Under current law, either body can end an emergency declaration with a majority vote. Cortez said his bill would require a majority of both houses to end the declaration.

Many legislators, particularly Republicans, have called for eliminating the business restrictions meant to control the spread of COVID-19, citing the economic damage. Efforts to overturn Democratic Gov. John Bel Edwards’ emergency order so far have fallen short.

“This is not about this governor,” Cortez said. “It’s about the policy of this state.”
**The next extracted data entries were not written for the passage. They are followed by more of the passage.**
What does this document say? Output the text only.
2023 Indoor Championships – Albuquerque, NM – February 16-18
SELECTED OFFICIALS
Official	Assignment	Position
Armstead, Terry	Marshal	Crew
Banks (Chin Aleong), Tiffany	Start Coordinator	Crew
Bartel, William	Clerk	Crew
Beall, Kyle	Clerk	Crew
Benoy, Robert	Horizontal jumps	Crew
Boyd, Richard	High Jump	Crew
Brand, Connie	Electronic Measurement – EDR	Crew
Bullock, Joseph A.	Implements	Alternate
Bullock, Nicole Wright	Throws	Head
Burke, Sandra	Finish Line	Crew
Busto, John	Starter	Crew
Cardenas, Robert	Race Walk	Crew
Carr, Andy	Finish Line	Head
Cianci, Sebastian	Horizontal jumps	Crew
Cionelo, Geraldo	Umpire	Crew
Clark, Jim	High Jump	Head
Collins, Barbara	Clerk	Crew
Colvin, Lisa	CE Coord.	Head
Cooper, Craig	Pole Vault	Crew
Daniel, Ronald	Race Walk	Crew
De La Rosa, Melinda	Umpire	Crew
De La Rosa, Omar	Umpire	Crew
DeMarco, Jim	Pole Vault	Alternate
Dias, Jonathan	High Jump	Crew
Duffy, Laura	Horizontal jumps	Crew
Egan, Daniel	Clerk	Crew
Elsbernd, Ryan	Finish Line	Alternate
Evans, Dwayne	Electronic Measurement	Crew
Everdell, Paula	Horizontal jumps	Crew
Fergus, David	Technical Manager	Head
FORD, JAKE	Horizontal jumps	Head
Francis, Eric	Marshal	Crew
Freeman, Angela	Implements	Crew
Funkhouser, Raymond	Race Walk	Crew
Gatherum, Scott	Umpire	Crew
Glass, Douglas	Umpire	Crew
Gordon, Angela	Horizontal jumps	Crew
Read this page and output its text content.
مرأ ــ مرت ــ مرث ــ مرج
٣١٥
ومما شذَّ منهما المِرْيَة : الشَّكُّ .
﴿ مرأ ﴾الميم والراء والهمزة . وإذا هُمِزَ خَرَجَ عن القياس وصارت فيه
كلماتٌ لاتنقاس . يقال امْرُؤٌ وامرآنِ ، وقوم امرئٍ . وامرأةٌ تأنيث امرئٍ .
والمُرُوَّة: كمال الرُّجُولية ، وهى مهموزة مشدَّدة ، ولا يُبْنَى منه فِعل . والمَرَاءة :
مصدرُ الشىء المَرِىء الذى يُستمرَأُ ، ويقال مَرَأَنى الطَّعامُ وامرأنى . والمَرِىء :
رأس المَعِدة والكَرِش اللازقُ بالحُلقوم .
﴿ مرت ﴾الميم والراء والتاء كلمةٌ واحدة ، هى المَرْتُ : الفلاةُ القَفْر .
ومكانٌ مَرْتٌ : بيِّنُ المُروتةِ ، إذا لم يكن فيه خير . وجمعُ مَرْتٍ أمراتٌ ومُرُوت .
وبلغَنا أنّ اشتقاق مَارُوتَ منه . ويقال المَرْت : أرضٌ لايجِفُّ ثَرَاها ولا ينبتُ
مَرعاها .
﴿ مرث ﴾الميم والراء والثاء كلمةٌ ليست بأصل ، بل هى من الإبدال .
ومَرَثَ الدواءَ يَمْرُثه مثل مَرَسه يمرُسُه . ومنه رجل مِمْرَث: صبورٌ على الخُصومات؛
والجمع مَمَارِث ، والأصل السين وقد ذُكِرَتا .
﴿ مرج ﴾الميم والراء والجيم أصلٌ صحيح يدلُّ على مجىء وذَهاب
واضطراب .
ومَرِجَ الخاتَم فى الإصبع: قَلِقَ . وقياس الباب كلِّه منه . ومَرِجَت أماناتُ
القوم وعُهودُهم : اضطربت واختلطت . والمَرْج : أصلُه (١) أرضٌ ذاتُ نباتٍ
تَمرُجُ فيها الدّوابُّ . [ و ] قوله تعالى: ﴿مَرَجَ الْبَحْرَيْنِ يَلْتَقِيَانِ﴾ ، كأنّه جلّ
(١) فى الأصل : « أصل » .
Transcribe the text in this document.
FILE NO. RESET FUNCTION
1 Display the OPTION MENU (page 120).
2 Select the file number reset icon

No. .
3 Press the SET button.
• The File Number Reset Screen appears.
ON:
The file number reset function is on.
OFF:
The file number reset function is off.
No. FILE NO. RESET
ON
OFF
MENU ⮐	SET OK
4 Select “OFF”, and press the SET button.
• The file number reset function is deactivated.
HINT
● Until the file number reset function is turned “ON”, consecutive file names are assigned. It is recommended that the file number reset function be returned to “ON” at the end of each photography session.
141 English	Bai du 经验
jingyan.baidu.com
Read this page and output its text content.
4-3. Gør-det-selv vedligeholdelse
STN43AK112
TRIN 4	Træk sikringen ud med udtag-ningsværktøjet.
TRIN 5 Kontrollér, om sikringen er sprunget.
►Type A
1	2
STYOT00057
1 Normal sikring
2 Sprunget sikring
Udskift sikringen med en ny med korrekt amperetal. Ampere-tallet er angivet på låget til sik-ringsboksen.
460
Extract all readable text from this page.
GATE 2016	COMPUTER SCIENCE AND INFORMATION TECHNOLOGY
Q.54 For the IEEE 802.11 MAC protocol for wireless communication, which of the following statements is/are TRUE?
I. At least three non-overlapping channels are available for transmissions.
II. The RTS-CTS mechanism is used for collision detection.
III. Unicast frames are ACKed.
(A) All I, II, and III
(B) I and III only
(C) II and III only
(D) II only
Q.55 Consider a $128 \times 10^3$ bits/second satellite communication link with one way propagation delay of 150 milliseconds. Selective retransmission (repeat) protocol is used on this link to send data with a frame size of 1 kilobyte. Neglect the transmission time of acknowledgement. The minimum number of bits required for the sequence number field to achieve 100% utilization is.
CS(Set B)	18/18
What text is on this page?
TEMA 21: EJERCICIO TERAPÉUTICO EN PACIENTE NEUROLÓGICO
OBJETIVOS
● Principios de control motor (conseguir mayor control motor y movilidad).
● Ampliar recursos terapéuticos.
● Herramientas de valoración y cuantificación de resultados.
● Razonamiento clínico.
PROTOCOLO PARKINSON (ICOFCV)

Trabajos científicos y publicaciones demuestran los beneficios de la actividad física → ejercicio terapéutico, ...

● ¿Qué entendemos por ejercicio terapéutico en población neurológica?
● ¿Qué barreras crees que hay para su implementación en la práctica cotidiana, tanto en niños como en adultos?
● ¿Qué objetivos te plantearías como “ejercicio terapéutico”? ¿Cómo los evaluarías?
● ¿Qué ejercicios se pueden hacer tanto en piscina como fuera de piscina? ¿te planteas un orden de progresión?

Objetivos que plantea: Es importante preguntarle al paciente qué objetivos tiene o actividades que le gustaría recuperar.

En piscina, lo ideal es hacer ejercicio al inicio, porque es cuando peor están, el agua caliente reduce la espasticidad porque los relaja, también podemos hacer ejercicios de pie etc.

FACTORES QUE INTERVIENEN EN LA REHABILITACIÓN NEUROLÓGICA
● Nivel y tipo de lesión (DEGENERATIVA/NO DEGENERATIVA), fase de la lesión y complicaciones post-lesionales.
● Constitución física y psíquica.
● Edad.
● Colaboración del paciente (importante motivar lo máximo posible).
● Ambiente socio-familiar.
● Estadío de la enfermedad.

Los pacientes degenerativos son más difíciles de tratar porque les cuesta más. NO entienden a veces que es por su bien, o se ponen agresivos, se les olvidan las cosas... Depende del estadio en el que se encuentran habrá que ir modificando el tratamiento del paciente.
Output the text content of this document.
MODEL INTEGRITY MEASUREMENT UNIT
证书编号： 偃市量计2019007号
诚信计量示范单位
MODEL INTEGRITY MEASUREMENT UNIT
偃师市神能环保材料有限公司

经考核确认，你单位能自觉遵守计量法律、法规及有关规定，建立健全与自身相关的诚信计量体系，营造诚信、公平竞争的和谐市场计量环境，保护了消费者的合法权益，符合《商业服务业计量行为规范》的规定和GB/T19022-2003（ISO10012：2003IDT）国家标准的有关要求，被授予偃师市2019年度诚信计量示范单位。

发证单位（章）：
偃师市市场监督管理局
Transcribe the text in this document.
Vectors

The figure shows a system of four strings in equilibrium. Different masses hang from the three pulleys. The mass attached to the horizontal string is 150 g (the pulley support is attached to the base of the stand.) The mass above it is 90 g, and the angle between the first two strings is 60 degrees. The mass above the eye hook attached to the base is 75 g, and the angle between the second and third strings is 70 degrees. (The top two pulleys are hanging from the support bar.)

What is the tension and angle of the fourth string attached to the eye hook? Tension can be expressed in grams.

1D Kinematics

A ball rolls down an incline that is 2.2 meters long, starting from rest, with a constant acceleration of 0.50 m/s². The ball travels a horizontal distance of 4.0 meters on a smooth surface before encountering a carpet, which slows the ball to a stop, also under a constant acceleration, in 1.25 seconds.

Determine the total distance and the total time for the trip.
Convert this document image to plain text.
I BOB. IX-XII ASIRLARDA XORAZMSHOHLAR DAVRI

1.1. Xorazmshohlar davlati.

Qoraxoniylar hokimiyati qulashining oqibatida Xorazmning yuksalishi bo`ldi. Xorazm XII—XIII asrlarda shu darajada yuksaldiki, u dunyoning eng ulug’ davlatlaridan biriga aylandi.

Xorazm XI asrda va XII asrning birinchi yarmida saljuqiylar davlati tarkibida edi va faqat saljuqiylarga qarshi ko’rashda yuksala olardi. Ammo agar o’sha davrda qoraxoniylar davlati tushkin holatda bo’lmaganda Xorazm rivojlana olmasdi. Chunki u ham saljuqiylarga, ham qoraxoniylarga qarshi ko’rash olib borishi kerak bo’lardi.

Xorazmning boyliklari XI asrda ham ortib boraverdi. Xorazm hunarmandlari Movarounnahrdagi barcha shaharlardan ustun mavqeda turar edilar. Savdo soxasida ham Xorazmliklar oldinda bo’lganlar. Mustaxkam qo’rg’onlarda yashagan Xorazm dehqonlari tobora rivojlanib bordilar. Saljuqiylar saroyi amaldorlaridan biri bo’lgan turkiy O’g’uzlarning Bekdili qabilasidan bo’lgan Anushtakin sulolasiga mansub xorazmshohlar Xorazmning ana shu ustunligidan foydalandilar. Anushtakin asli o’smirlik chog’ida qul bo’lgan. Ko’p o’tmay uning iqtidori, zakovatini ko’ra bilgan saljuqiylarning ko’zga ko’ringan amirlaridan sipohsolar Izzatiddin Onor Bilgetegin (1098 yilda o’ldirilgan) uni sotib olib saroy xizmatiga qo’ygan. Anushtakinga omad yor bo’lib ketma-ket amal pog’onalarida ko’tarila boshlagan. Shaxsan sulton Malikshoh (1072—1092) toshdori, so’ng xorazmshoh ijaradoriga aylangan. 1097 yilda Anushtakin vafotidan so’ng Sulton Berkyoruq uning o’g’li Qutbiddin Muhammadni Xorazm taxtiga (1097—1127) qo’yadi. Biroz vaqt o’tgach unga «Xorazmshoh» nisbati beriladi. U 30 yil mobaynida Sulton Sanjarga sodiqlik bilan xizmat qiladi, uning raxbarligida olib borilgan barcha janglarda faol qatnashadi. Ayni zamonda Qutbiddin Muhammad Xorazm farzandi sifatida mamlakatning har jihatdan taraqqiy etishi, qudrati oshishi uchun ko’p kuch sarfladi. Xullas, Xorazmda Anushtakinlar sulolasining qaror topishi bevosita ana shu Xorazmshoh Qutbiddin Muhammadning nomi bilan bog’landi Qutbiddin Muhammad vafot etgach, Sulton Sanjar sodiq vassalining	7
Hurricane Laura disaster relief and recovery will be a top priority for the session, legislators say, along with the state’s unemployment insurance trust fund. The fund, which held more than $1 billion before the COVID-19 pandemic, is on the verge of running out of money, which would trigger higher taxes on employers and lower benefits for workers.

Legislators earlier this year set aside $105 million in state surplus dollars that could be used to shore up the fund, Cortez noted, adding that another surplus may be recognized. Lawmakers also may consider issuing a bond to raise money.

Legislators, not Edwards, called the special session, and Edwards did not deliver a session-opening speech.

“At a time when our state is dealing with the COVID-19 health emergency, hurricanes, and one severe weather event after another, I am concerned that the Legislature has again called themselves into a month-long session with an agenda of 70 items,” Edwards said last week in response to the call. “This session will occur at a time when the public will again be restricted in their access to the State Capitol and their ability to give needed public input.”

Legislators began the session just after 6 p.m. Monday. It must end by 6 p.m. on Oct. 27.